Saturday, October 11, 2008

The Remnant On The "Bailout Bill"

Brian McCall, who writes for The Remnant - the oldest Traditional Catholic magazine in America - pens a powerful essay on Catholic Social Teaching and the current economic crisis. You may read his essay HERE.

The second paragraph alone deserves special mention:

"St. Thomas Aquinas predicted such a collapse of an economic system like the one under which we have been toiling. In Lecture IX on the Ethics of Aristotle, he commented that eventually all exchange transactions will cease in a society which continually violates the principles of commutative justice in economic exchange transactions."

To put it in simpler terms:

If you eat too many fatty foods, you'll clog up your arteries and die of a heart attack.

If you hear too many rock songs at full volume, you'll damage your eardrums and risk going deaf.

If you stare at the sun for even a short time, you'll damage your retinas and risk going blind.

If you pour sugar into the gasoline tank of your car, it will gum up your engine and your car won't run anymore.

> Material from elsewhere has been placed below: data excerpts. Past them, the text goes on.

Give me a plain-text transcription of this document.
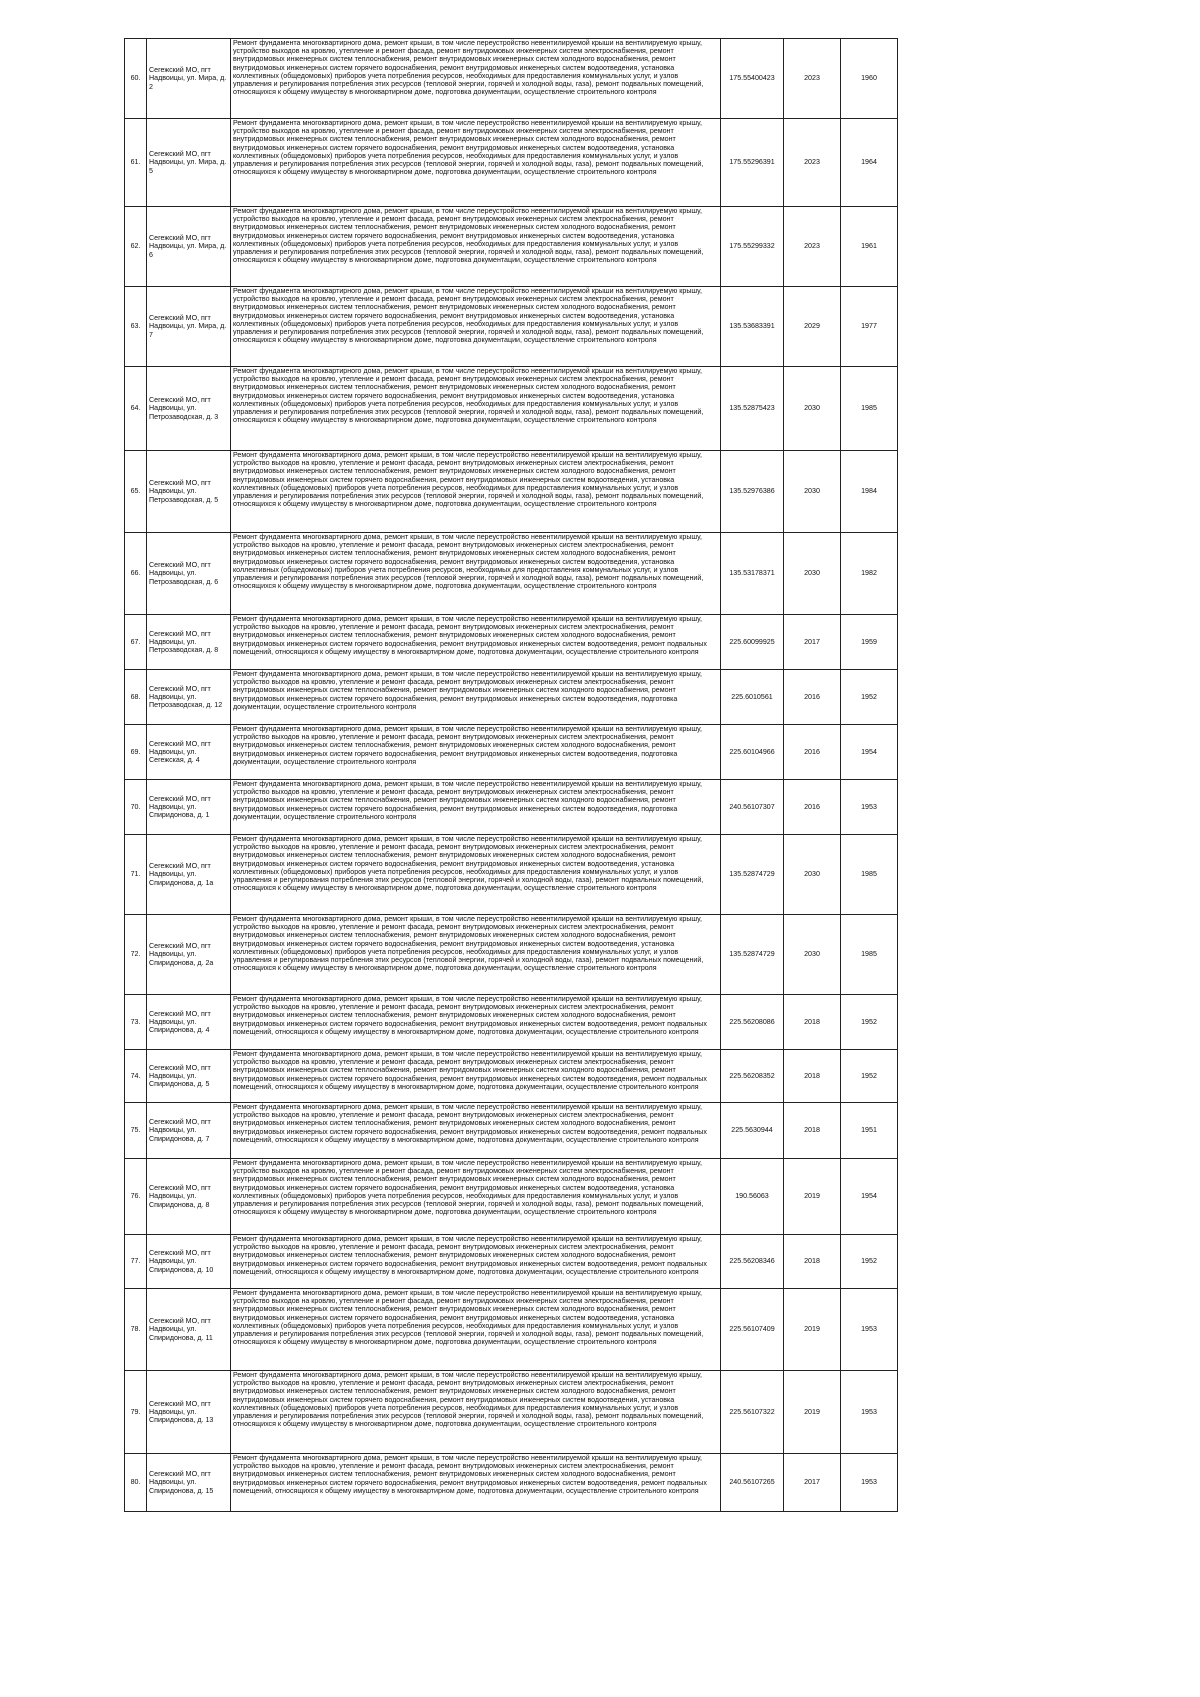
60.	Сегежский МО, пгт Надвоицы, ул. Мира, д. 2	Ремонт фундамента многоквартирного дома, ремонт крыши, в том числе переустройство невентилируемой крыши на вентилируемую крышу, устройство выходов на кровлю, утепление и ремонт фасада, ремонт внутридомовых инженерных систем электроснабжения, ремонт внутридомовых инженерных систем теплоснабжения, ремонт внутридомовых инженерных систем холодного водоснабжения, ремонт внутридомовых инженерных систем горячего водоснабжения, ремонт внутридомовых инженерных систем водоотведения, установка коллективных (общедомовых) приборов учета потребления ресурсов, необходимых для предоставления коммунальных услуг, и узлов управления и регулирования потребления этих ресурсов (тепловой энергии, горячей и холодной воды, газа), ремонт подвальных помещений, относящихся к общему имуществу в многоквартирном доме, подготовка документации, осуществление строительного контроля	175.55400423	2023	1960
61.	Сегежский МО, пгт Надвоицы, ул. Мира, д. 5	Ремонт фундамента многоквартирного дома, ремонт крыши, в том числе переустройство невентилируемой крыши на вентилируемую крышу, устройство выходов на кровлю, утепление и ремонт фасада, ремонт внутридомовых инженерных систем электроснабжения, ремонт внутридомовых инженерных систем теплоснабжения, ремонт внутридомовых инженерных систем холодного водоснабжения, ремонт внутридомовых инженерных систем горячего водоснабжения, ремонт внутридомовых инженерных систем водоотведения, установка коллективных (общедомовых) приборов учета потребления ресурсов, необходимых для предоставления коммунальных услуг, и узлов управления и регулирования потребления этих ресурсов (тепловой энергии, горячей и холодной воды, газа), ремонт подвальных помещений, относящихся к общему имуществу в многоквартирном доме, подготовка документации, осуществление строительного контроля	175.55296391	2023	1964
62.	Сегежский МО, пгт Надвоицы, ул. Мира, д. 6	Ремонт фундамента многоквартирного дома, ремонт крыши, в том числе переустройство невентилируемой крыши на вентилируемую крышу, устройство выходов на кровлю, утепление и ремонт фасада, ремонт внутридомовых инженерных систем электроснабжения, ремонт внутридомовых инженерных систем теплоснабжения, ремонт внутридомовых инженерных систем холодного водоснабжения, ремонт внутридомовых инженерных систем горячего водоснабжения, ремонт внутридомовых инженерных систем водоотведения, установка коллективных (общедомовых) приборов учета потребления ресурсов, необходимых для предоставления коммунальных услуг, и узлов управления и регулирования потребления этих ресурсов (тепловой энергии, горячей и холодной воды, газа), ремонт подвальных помещений, относящихся к общему имуществу в многоквартирном доме, подготовка документации, осуществление строительного контроля	175.55299332	2023	1961
63.	Сегежский МО, пгт Надвоицы, ул. Мира, д. 7	Ремонт фундамента многоквартирного дома, ремонт крыши, в том числе переустройство невентилируемой крыши на вентилируемую крышу, устройство выходов на кровлю, утепление и ремонт фасада, ремонт внутридомовых инженерных систем электроснабжения, ремонт внутридомовых инженерных систем теплоснабжения, ремонт внутридомовых инженерных систем холодного водоснабжения, ремонт внутридомовых инженерных систем горячего водоснабжения, ремонт внутридомовых инженерных систем водоотведения, установка коллективных (общедомовых) приборов учета потребления ресурсов, необходимых для предоставления коммунальных услуг, и узлов управления и регулирования потребления этих ресурсов (тепловой энергии, горячей и холодной воды, газа), ремонт подвальных помещений, относящихся к общему имуществу в многоквартирном доме, подготовка документации, осуществление строительного контроля	135.53683391	2029	1977
64.	Сегежский МО, пгт Надвоицы, ул. Петрозаводская, д. 3	Ремонт фундамента многоквартирного дома, ремонт крыши, в том числе переустройство невентилируемой крыши на вентилируемую крышу, устройство выходов на кровлю, утепление и ремонт фасада, ремонт внутридомовых инженерных систем электроснабжения, ремонт внутридомовых инженерных систем теплоснабжения, ремонт внутридомовых инженерных систем холодного водоснабжения, ремонт внутридомовых инженерных систем горячего водоснабжения, ремонт внутридомовых инженерных систем водоотведения, установка коллективных (общедомовых) приборов учета потребления ресурсов, необходимых для предоставления коммунальных услуг, и узлов управления и регулирования потребления этих ресурсов (тепловой энергии, горячей и холодной воды, газа), ремонт подвальных помещений, относящихся к общему имуществу в многоквартирном доме, подготовка документации, осуществление строительного контроля	135.52875423	2030	1985
65.	Сегежский МО, пгт Надвоицы, ул. Петрозаводская, д. 5	Ремонт фундамента многоквартирного дома, ремонт крыши, в том числе переустройство невентилируемой крыши на вентилируемую крышу, устройство выходов на кровлю, утепление и ремонт фасада, ремонт внутридомовых инженерных систем электроснабжения, ремонт внутридомовых инженерных систем теплоснабжения, ремонт внутридомовых инженерных систем холодного водоснабжения, ремонт внутридомовых инженерных систем горячего водоснабжения, ремонт внутридомовых инженерных систем водоотведения, установка коллективных (общедомовых) приборов учета потребления ресурсов, необходимых для предоставления коммунальных услуг, и узлов управления и регулирования потребления этих ресурсов (тепловой энергии, горячей и холодной воды, газа), ремонт подвальных помещений, относящихся к общему имуществу в многоквартирном доме, подготовка документации, осуществление строительного контроля	135.52976386	2030	1984
66.	Сегежский МО, пгт Надвоицы, ул. Петрозаводская, д. 6	Ремонт фундамента многоквартирного дома, ремонт крыши, в том числе переустройство невентилируемой крыши на вентилируемую крышу, устройство выходов на кровлю, утепление и ремонт фасада, ремонт внутридомовых инженерных систем электроснабжения, ремонт внутридомовых инженерных систем теплоснабжения, ремонт внутридомовых инженерных систем холодного водоснабжения, ремонт внутридомовых инженерных систем горячего водоснабжения, ремонт внутридомовых инженерных систем водоотведения, установка коллективных (общедомовых) приборов учета потребления ресурсов, необходимых для предоставления коммунальных услуг, и узлов управления и регулирования потребления этих ресурсов (тепловой энергии, горячей и холодной воды, газа), ремонт подвальных помещений, относящихся к общему имуществу в многоквартирном доме, подготовка документации, осуществление строительного контроля	135.53178371	2030	1982
67.	Сегежский МО, пгт Надвоицы, ул. Петрозаводская, д. 8	Ремонт фундамента многоквартирного дома, ремонт крыши, в том числе переустройство невентилируемой крыши на вентилируемую крышу, устройство выходов на кровлю, утепление и ремонт фасада, ремонт внутридомовых инженерных систем электроснабжения, ремонт внутридомовых инженерных систем теплоснабжения, ремонт внутридомовых инженерных систем холодного водоснабжения, ремонт внутридомовых инженерных систем горячего водоснабжения, ремонт внутридомовых инженерных систем водоотведения, ремонт подвальных помещений, относящихся к общему имуществу в многоквартирном доме, подготовка документации, осуществление строительного контроля	225.60099925	2017	1959
68.	Сегежский МО, пгт Надвоицы, ул. Петрозаводская, д. 12	Ремонт фундамента многоквартирного дома, ремонт крыши, в том числе переустройство невентилируемой крыши на вентилируемую крышу, устройство выходов на кровлю, утепление и ремонт фасада, ремонт внутридомовых инженерных систем электроснабжения, ремонт внутридомовых инженерных систем теплоснабжения, ремонт внутридомовых инженерных систем холодного водоснабжения, ремонт внутридомовых инженерных систем горячего водоснабжения, ремонт внутридомовых инженерных систем водоотведения, подготовка документации, осуществление строительного контроля	225.6010561	2016	1952
69.	Сегежский МО, пгт Надвоицы, ул. Сегежская, д. 4	Ремонт фундамента многоквартирного дома, ремонт крыши, в том числе переустройство невентилируемой крыши на вентилируемую крышу, устройство выходов на кровлю, утепление и ремонт фасада, ремонт внутридомовых инженерных систем электроснабжения, ремонт внутридомовых инженерных систем теплоснабжения, ремонт внутридомовых инженерных систем холодного водоснабжения, ремонт внутридомовых инженерных систем горячего водоснабжения, ремонт внутридомовых инженерных систем водоотведения, подготовка документации, осуществление строительного контроля	225.60104966	2016	1954
70.	Сегежский МО, пгт Надвоицы, ул. Спиридонова, д. 1	Ремонт фундамента многоквартирного дома, ремонт крыши, в том числе переустройство невентилируемой крыши на вентилируемую крышу, устройство выходов на кровлю, утепление и ремонт фасада, ремонт внутридомовых инженерных систем электроснабжения, ремонт внутридомовых инженерных систем теплоснабжения, ремонт внутридомовых инженерных систем холодного водоснабжения, ремонт внутридомовых инженерных систем горячего водоснабжения, ремонт внутридомовых инженерных систем водоотведения, подготовка документации, осуществление строительного контроля	240.56107307	2016	1953
71.	Сегежский МО, пгт Надвоицы, ул. Спиридонова, д. 1а	Ремонт фундамента многоквартирного дома, ремонт крыши, в том числе переустройство невентилируемой крыши на вентилируемую крышу, устройство выходов на кровлю, утепление и ремонт фасада, ремонт внутридомовых инженерных систем электроснабжения, ремонт внутридомовых инженерных систем теплоснабжения, ремонт внутридомовых инженерных систем холодного водоснабжения, ремонт внутридомовых инженерных систем горячего водоснабжения, ремонт внутридомовых инженерных систем водоотведения, установка коллективных (общедомовых) приборов учета потребления ресурсов, необходимых для предоставления коммунальных услуг, и узлов управления и регулирования потребления этих ресурсов (тепловой энергии, горячей и холодной воды, газа), ремонт подвальных помещений, относящихся к общему имуществу в многоквартирном доме, подготовка документации, осуществление строительного контроля	135.52874729	2030	1985
72.	Сегежский МО, пгт Надвоицы, ул. Спиридонова, д. 2а	Ремонт фундамента многоквартирного дома, ремонт крыши, в том числе переустройство невентилируемой крыши на вентилируемую крышу, устройство выходов на кровлю, утепление и ремонт фасада, ремонт внутридомовых инженерных систем электроснабжения, ремонт внутридомовых инженерных систем теплоснабжения, ремонт внутридомовых инженерных систем холодного водоснабжения, ремонт внутридомовых инженерных систем горячего водоснабжения, ремонт внутридомовых инженерных систем водоотведения, установка коллективных (общедомовых) приборов учета потребления ресурсов, необходимых для предоставления коммунальных услуг, и узлов управления и регулирования потребления этих ресурсов (тепловой энергии, горячей и холодной воды, газа), ремонт подвальных помещений, относящихся к общему имуществу в многоквартирном доме, подготовка документации, осуществление строительного контроля	135.52874729	2030	1985
73.	Сегежский МО, пгт Надвоицы, ул. Спиридонова, д. 4	Ремонт фундамента многоквартирного дома, ремонт крыши, в том числе переустройство невентилируемой крыши на вентилируемую крышу, устройство выходов на кровлю, утепление и ремонт фасада, ремонт внутридомовых инженерных систем электроснабжения, ремонт внутридомовых инженерных систем теплоснабжения, ремонт внутридомовых инженерных систем холодного водоснабжения, ремонт внутридомовых инженерных систем горячего водоснабжения, ремонт внутридомовых инженерных систем водоотведения, ремонт подвальных помещений, относящихся к общему имуществу в многоквартирном доме, подготовка документации, осуществление строительного контроля	225.56208086	2018	1952
74.	Сегежский МО, пгт Надвоицы, ул. Спиридонова, д. 5	Ремонт фундамента многоквартирного дома, ремонт крыши, в том числе переустройство невентилируемой крыши на вентилируемую крышу, устройство выходов на кровлю, утепление и ремонт фасада, ремонт внутридомовых инженерных систем электроснабжения, ремонт внутридомовых инженерных систем теплоснабжения, ремонт внутридомовых инженерных систем холодного водоснабжения, ремонт внутридомовых инженерных систем горячего водоснабжения, ремонт внутридомовых инженерных систем водоотведения, ремонт подвальных помещений, относящихся к общему имуществу в многоквартирном доме, подготовка документации, осуществление строительного контроля	225.56208352	2018	1952
75.	Сегежский МО, пгт Надвоицы, ул. Спиридонова, д. 7	Ремонт фундамента многоквартирного дома, ремонт крыши, в том числе переустройство невентилируемой крыши на вентилируемую крышу, устройство выходов на кровлю, утепление и ремонт фасада, ремонт внутридомовых инженерных систем электроснабжения, ремонт внутридомовых инженерных систем теплоснабжения, ремонт внутридомовых инженерных систем холодного водоснабжения, ремонт внутридомовых инженерных систем горячего водоснабжения, ремонт внутридомовых инженерных систем водоотведения, ремонт подвальных помещений, относящихся к общему имуществу в многоквартирном доме, подготовка документации, осуществление строительного контроля	225.5630944	2018	1951
76.	Сегежский МО, пгт Надвоицы, ул. Спиридонова, д. 8	Ремонт фундамента многоквартирного дома, ремонт крыши, в том числе переустройство невентилируемой крыши на вентилируемую крышу, устройство выходов на кровлю, утепление и ремонт фасада, ремонт внутридомовых инженерных систем электроснабжения, ремонт внутридомовых инженерных систем теплоснабжения, ремонт внутридомовых инженерных систем холодного водоснабжения, ремонт внутридомовых инженерных систем горячего водоснабжения, ремонт внутридомовых инженерных систем водоотведения, установка коллективных (общедомовых) приборов учета потребления ресурсов, необходимых для предоставления коммунальных услуг, и узлов управления и регулирования потребления этих ресурсов (тепловой энергии, горячей и холодной воды, газа), ремонт подвальных помещений, относящихся к общему имуществу в многоквартирном доме, подготовка документации, осуществление строительного контроля	190.56063	2019	1954
77.	Сегежский МО, пгт Надвоицы, ул. Спиридонова, д. 10	Ремонт фундамента многоквартирного дома, ремонт крыши, в том числе переустройство невентилируемой крыши на вентилируемую крышу, устройство выходов на кровлю, утепление и ремонт фасада, ремонт внутридомовых инженерных систем электроснабжения, ремонт внутридомовых инженерных систем теплоснабжения, ремонт внутридомовых инженерных систем холодного водоснабжения, ремонт внутридомовых инженерных систем горячего водоснабжения, ремонт внутридомовых инженерных систем водоотведения, ремонт подвальных помещений, относящихся к общему имуществу в многоквартирном доме, подготовка документации, осуществление строительного контроля	225.56208346	2018	1952
78.	Сегежский МО, пгт Надвоицы, ул. Спиридонова, д. 11	Ремонт фундамента многоквартирного дома, ремонт крыши, в том числе переустройство невентилируемой крыши на вентилируемую крышу, устройство выходов на кровлю, утепление и ремонт фасада, ремонт внутридомовых инженерных систем электроснабжения, ремонт внутридомовых инженерных систем теплоснабжения, ремонт внутридомовых инженерных систем холодного водоснабжения, ремонт внутридомовых инженерных систем горячего водоснабжения, ремонт внутридомовых инженерных систем водоотведения, установка коллективных (общедомовых) приборов учета потребления ресурсов, необходимых для предоставления коммунальных услуг, и узлов управления и регулирования потребления этих ресурсов (тепловой энергии, горячей и холодной воды, газа), ремонт подвальных помещений, относящихся к общему имуществу в многоквартирном доме, подготовка документации, осуществление строительного контроля	225.56107409	2019	1953
79.	Сегежский МО, пгт Надвоицы, ул. Спиридонова, д. 13	Ремонт фундамента многоквартирного дома, ремонт крыши, в том числе переустройство невентилируемой крыши на вентилируемую крышу, устройство выходов на кровлю, утепление и ремонт фасада, ремонт внутридомовых инженерных систем электроснабжения, ремонт внутридомовых инженерных систем теплоснабжения, ремонт внутридомовых инженерных систем холодного водоснабжения, ремонт внутридомовых инженерных систем горячего водоснабжения, ремонт внутридомовых инженерных систем водоотведения, установка коллективных (общедомовых) приборов учета потребления ресурсов, необходимых для предоставления коммунальных услуг, и узлов управления и регулирования потребления этих ресурсов (тепловой энергии, горячей и холодной воды, газа), ремонт подвальных помещений, относящихся к общему имуществу в многоквартирном доме, подготовка документации, осуществление строительного контроля	225.56107322	2019	1953
80.	Сегежский МО, пгт Надвоицы, ул. Спиридонова, д. 15	Ремонт фундамента многоквартирного дома, ремонт крыши, в том числе переустройство невентилируемой крыши на вентилируемую крышу, устройство выходов на кровлю, утепление и ремонт фасада, ремонт внутридомовых инженерных систем электроснабжения, ремонт внутридомовых инженерных систем теплоснабжения, ремонт внутридомовых инженерных систем холодного водоснабжения, ремонт внутридомовых инженерных систем горячего водоснабжения, ремонт внутридомовых инженерных систем водоотведения, ремонт подвальных помещений, относящихся к общему имуществу в многоквартирном доме, подготовка документации, осуществление строительного контроля	240.56107265	2017	1953
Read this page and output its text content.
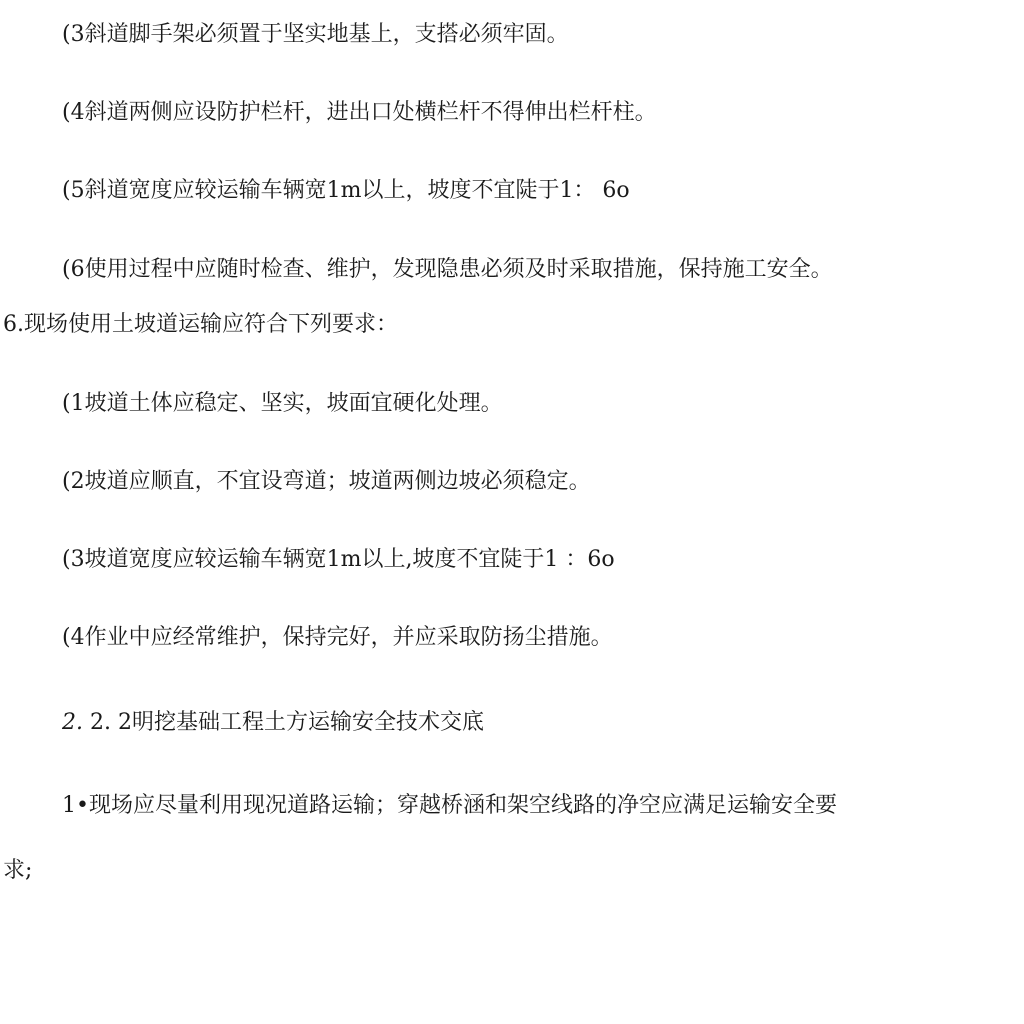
(3斜道脚手架必须置于坚实地基上，支搭必须牢固。
(4斜道两侧应设防护栏杆，进出口处横栏杆不得伸出栏杆柱。
(5斜道宽度应较运输车辆宽1m以上，坡度不宜陡于1： 6o
(6使用过程中应随时检查、维护，发现隐患必须及时采取措施，保持施工安全。
6.现场使用土坡道运输应符合下列要求：
(1坡道土体应稳定、坚实，坡面宜硬化处理。
(2坡道应顺直，不宜设弯道；坡道两侧边坡必须稳定。
(3坡道宽度应较运输车辆宽1m以上,坡度不宜陡于1 ：6o
(4作业中应经常维护，保持完好，并应采取防扬尘措施。
2. 2. 2明挖基础工程土方运输安全技术交底
1•现场应尽量利用现况道路运输；穿越桥涵和架空线路的净空应满足运输安全要
求;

So if you continually break God's laws regarding running a nation's economy - allowing usury for loans, fractional reserve banking, speculation, fiat currency and so on - you'll damage your economy and run your nation into the ground. McCall goes into greater detail on this, especially relating to the current housing crisis that led to this series of fiascoes in Washington DC and elsewhere worldwide.

In Distributism, such things as usury, fractional reserve banking and so on are rejected from the outset. For it is based on the sound foundations of Divine Law and common sense.

Or put another way, if you want to keep an economy robust and alive, don't do the things that will make it sick or kill it. Don't base your national currency on just the say-so of the government. Don't allow loaning on unproductive loans. Don't build your national economy on a mostly service industry basis. Don't concentrate economic and political power into the hands of a self-proclaimed "elite few".

Read and ponder Mr. McCall's essay. Break it down into a way your neighbors can understand and talk with them about it. Work with them in your neighborhood and region to change any law defending such economic crimes.

You will then help your society become more Distributist and, thus, saner and healthier.